The serenading takes place in two rounds: one overnight for just the men and another in the morning, for everyone who wants to join the procession. This includes women – some playing instruments – and older teens painting their names across their faces and carrying bottles for ‘chupitos’ (shots).

However, the event is not for the weak of constitution, involving a lot of walking and singing. It starts at around 3am, after the men gather in a group, and continues through the daytime, ending at about 5pm with food in the village plaza.

Cáñar is frequently called a “hidden paradise” because it has no through road, making it the ideal location for the overnight serenading experience, undisturbed by traffic or too many visitors. Of those who do visit for the occasion, many visiting from Barcelona – a top destination for ex-villagers.

However, being serenaded isn’t free of charge, as ‘Las Mozuelas’ isn’t a town hall-funded event. Instead, parents pay 50e each for their daughter – or even their elderly mother – to be serenaded by the passing crowd. The revellers stop and sing outside each house for about 10 minutes, before moving to the next location en route.
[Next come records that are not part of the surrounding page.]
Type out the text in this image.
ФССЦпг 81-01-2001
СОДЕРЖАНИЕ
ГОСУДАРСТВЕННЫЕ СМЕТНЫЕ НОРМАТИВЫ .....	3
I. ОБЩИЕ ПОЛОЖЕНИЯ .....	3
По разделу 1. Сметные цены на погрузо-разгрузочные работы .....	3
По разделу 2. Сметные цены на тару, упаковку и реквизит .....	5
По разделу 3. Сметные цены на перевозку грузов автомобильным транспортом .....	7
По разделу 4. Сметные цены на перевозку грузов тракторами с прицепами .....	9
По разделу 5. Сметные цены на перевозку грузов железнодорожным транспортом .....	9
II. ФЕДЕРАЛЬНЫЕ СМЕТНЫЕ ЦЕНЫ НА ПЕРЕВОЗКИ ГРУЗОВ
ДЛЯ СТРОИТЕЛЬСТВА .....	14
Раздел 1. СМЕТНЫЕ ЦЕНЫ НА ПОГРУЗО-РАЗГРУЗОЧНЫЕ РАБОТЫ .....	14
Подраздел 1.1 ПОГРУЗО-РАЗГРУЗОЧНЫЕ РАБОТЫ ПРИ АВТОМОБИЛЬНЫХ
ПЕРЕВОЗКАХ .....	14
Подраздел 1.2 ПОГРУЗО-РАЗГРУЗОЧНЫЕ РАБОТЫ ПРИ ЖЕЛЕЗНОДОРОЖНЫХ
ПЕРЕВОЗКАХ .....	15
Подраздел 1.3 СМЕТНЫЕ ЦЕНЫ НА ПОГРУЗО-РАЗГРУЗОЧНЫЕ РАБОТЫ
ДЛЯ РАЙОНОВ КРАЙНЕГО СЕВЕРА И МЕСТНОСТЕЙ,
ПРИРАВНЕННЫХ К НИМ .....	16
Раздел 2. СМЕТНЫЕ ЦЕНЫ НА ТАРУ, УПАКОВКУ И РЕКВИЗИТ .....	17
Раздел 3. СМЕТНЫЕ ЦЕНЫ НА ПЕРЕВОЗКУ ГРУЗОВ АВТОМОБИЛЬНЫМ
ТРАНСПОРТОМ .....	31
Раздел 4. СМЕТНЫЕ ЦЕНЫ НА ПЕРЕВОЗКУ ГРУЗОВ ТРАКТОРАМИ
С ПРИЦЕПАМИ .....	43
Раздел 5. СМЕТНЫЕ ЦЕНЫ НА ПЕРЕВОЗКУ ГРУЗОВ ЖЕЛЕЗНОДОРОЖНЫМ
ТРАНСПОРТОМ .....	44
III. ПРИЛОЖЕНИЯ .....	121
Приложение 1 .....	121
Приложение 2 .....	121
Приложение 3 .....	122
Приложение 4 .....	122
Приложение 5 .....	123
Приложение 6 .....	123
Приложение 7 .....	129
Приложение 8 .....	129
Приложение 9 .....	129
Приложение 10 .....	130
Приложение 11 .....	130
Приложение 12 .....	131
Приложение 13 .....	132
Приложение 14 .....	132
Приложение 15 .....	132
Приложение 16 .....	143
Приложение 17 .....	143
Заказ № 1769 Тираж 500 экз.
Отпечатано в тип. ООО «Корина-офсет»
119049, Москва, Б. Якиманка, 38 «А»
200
The money collected in a piggy bank later pays for for a party for the whole town.

Some couples have married directly because of Las Mozuelas, including ‘Cáñaretti‘ couple, Montse and Moro, who now have two grown-up children.

However, the role of ‘Las Mozuelas’ has changed over the years, with today’s courtship rituals (or lack of them) being very different – and arguably less romantic – than those in the 19th century.

The Olive Press spoke to Marta, a farmer’s wife who is married to her teenage sweetheart from Cáñar. She says: “The event used to have a different role. The men serenaded a girl if they were genuinely interested in her, to show their romantic intentions. It created more of a link between men and women, who might then go on a date. These days, the young people have a different philosophy, and it is more of a fiesta with drinks.”

The musical procession is notoriously alcohol-fuelled, with a good-spirited ‘botellon’ feel. The participants brandish bottles of Baileys in various flavours, the local ‘vino costa’, and crates of beer. After all, lubrication is necessary for the vocal cords.

Oscar, a British teenager who lives in Cáñar, but did not join the revelry this year, said: “Spain can be quite machista and I think it’s good that the men serenade the women.”

However, Andrew Barker, a married poet from nearby Granada, quipped: “I think it should be the other way round in our all-equal society!”

Regardless of today’s mixed views on gender equality, the ladies being serenaded around town clearly appreciate the heartwarming experience.